Freelance journalist Jesse Rosenfeld interviews a Syrian refugee. [Courtesy of the National Film Board and Santiago Bertolino]
The room was silent as freelance journalist Jesse Rosenfeld described the horror of seeing a truck filled with corpses.

Rosenfeld said he was in in Dar Bizmar, Iraq, when he saw the bodies of ISIS fighters loosely tied to the bumper of two flatbed trucks mounted with heavy machine guns. Dangling hands and feet dragged on the road.

“I don’t really prepare for [seeing] these things,” Rosenfeld told more than 100 first-year Ryerson journalism students and members of the public. “You try to understand what you’re getting into by knowing as much about what is happening in the area, what kinds of atrocities have been committed.”

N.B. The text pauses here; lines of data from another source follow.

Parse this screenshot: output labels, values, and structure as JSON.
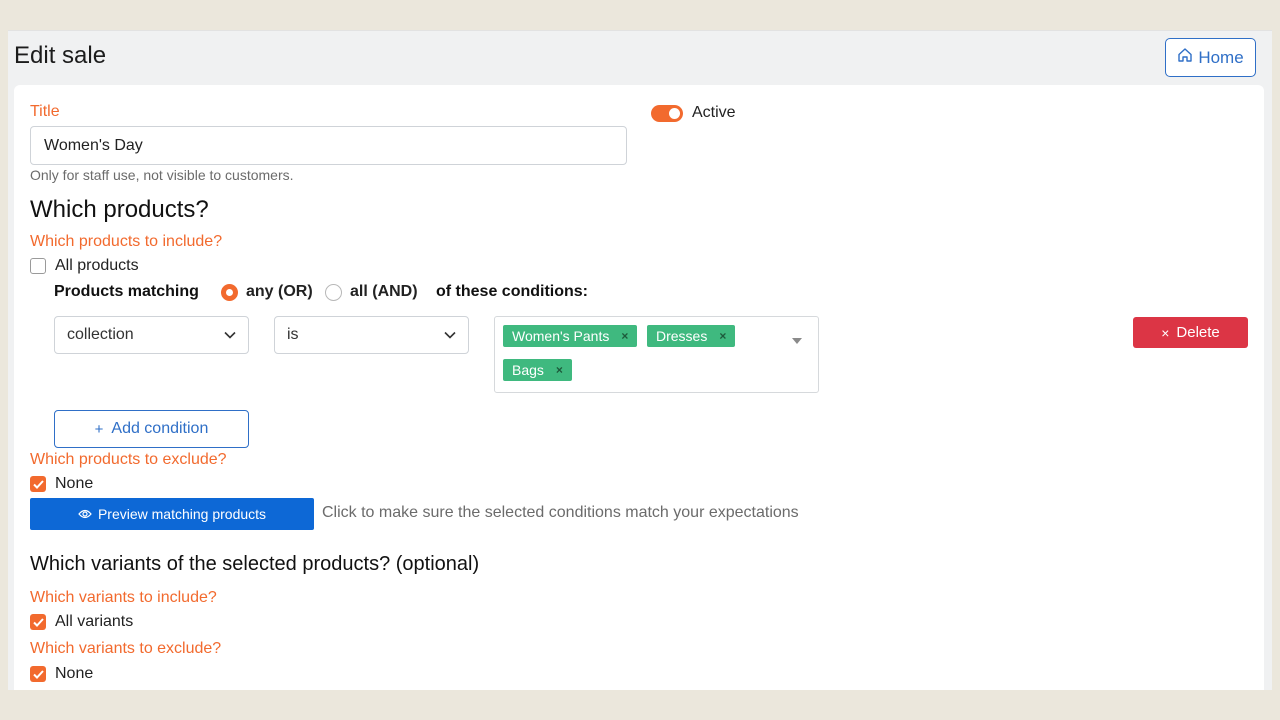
{
  "header": {
    "title": "Edit sale",
    "home_label": "Home"
  },
  "form": {
    "title_label": "Title",
    "title_value": "Women's Day",
    "title_help": "Only for staff use, not visible to customers.",
    "active_label": "Active",
    "active": true
  },
  "products": {
    "heading": "Which products?",
    "include_label": "Which products to include?",
    "all_products_label": "All products",
    "all_products_checked": false,
    "matching_label": "Products matching",
    "any_label": "any (OR)",
    "all_label": "all (AND)",
    "selected_mode": "any",
    "conditions_suffix": "of these conditions:",
    "condition": {
      "field": "collection",
      "operator": "is",
      "tags": [
        "Women's Pants",
        "Dresses",
        "Bags"
      ],
      "delete_label": "Delete"
    },
    "add_condition_label": "Add condition",
    "exclude_label": "Which products to exclude?",
    "exclude_none_label": "None",
    "exclude_none_checked": true,
    "preview_label": "Preview matching products",
    "preview_help": "Click to make sure the selected conditions match your expectations"
  },
  "variants": {
    "heading": "Which variants of the selected products? (optional)",
    "include_label": "Which variants to include?",
    "all_variants_label": "All variants",
    "all_variants_checked": true,
    "exclude_label": "Which variants to exclude?",
    "exclude_none_label": "None",
    "exclude_none_checked": true
  },
  "colors": {
    "accent": "#f26a2e",
    "primary": "#0d68d6",
    "link": "#2f6fc7",
    "danger": "#dc3545",
    "tag": "#3fb97f"
  }
}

Rosenfeld, a Canadian freelance reporter who has worked in the Middle East since 2007, spoke to students on Oct. 27 following a screening of the new National Film Board (NFB) documentary Freelancer on the Front Lines. Filmmaker Santiago Bertolino followed Rosenfeld between 2013 and 2016 as he pitched stories to mainstream news outlets, worked with local fixers, interviewed sources and navigated war zones in Iraq and Syria.

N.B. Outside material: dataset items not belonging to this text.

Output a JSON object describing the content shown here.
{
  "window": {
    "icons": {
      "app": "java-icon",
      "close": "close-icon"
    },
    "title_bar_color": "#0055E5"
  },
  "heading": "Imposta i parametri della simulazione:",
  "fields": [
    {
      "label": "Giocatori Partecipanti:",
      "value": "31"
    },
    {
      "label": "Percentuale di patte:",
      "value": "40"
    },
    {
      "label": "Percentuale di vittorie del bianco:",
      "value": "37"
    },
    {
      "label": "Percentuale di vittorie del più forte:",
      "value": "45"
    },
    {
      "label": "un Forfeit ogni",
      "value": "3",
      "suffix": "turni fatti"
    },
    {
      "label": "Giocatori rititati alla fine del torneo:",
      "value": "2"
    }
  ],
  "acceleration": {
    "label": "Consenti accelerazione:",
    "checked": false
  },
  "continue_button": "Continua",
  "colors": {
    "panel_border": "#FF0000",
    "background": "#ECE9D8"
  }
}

Rosenfeld said the role of a journalist is to report the truth so that the public feels a sense of responsibility to act upon it.

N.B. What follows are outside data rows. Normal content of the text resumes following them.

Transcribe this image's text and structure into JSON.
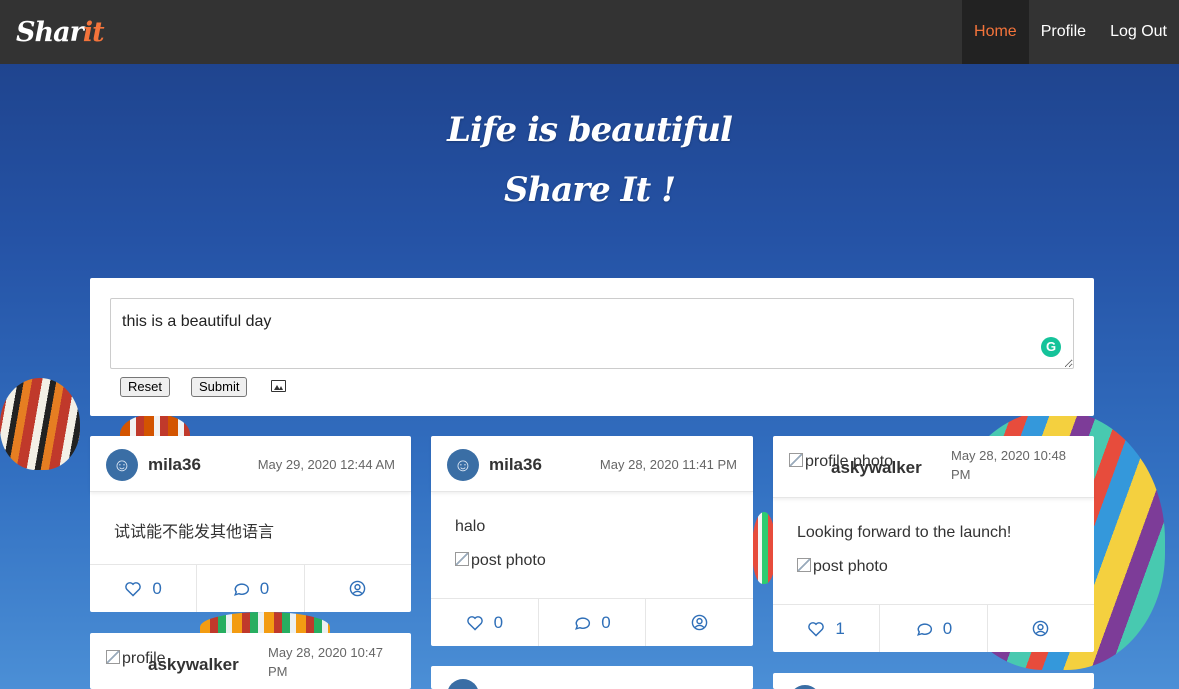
{
  "navbar": {
    "brand_main": "Shar",
    "brand_accent": "it",
    "items": [
      {
        "label": "Home",
        "active": true
      },
      {
        "label": "Profile",
        "active": false
      },
      {
        "label": "Log Out",
        "active": false
      }
    ],
    "accent_color": "#f4743b"
  },
  "hero": {
    "line1": "Life is beautiful",
    "line2": "Share It !"
  },
  "composer": {
    "text": "this is a beautiful day",
    "reset_label": "Reset",
    "submit_label": "Submit",
    "grammarly_label": "G"
  },
  "posts": [
    {
      "username": "mila36",
      "timestamp": "May 29, 2020 12:44 AM",
      "text": "试试能不能发其他语言",
      "likes": "0",
      "comments": "0"
    },
    {
      "username": "mila36",
      "timestamp": "May 28, 2020 11:41 PM",
      "text": "halo",
      "photo_alt": "post photo",
      "likes": "0",
      "comments": "0"
    },
    {
      "username": "askywalker",
      "avatar_alt": "profile photo",
      "timestamp_line1": "May 28, 2020 10:48",
      "timestamp_line2": "PM",
      "text": "Looking forward to the launch!",
      "photo_alt": "post photo",
      "likes": "1",
      "comments": "0"
    },
    {
      "username": "askywalker",
      "avatar_alt": "profile",
      "timestamp_line1": "May 28, 2020 10:47",
      "timestamp_line2": "PM"
    }
  ]
}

“What I fundamentally believe is that the role of a journalist is to be honest and tell people exactly what is happening in the world from the perspective of those who are most affected by the issues and the policies,” he said. “The people have to be able to … understand the way the world is. The role of the journalist is to give information so that they are responsible to do something about it.”

Rosenfeld has written about people whose lives have been affected by violence in Egypt, Iraq, Israel, Palestine and Turkey. His work has been published with the Nation, the Daily Beast and Al Jazeera.

If people do not feel motivated to push for changes after reading his stories, he said, he does not consider his work to be useful.

Rosenfeld said the NFB documentary highlights how important it is for journalists to be present on the ground, particularly in an era when mainstream news outlets seem to be increasingly reliant on press releases.

“It is important that people receive a perspective that isn’t completely beholden,” Rosenfeld said.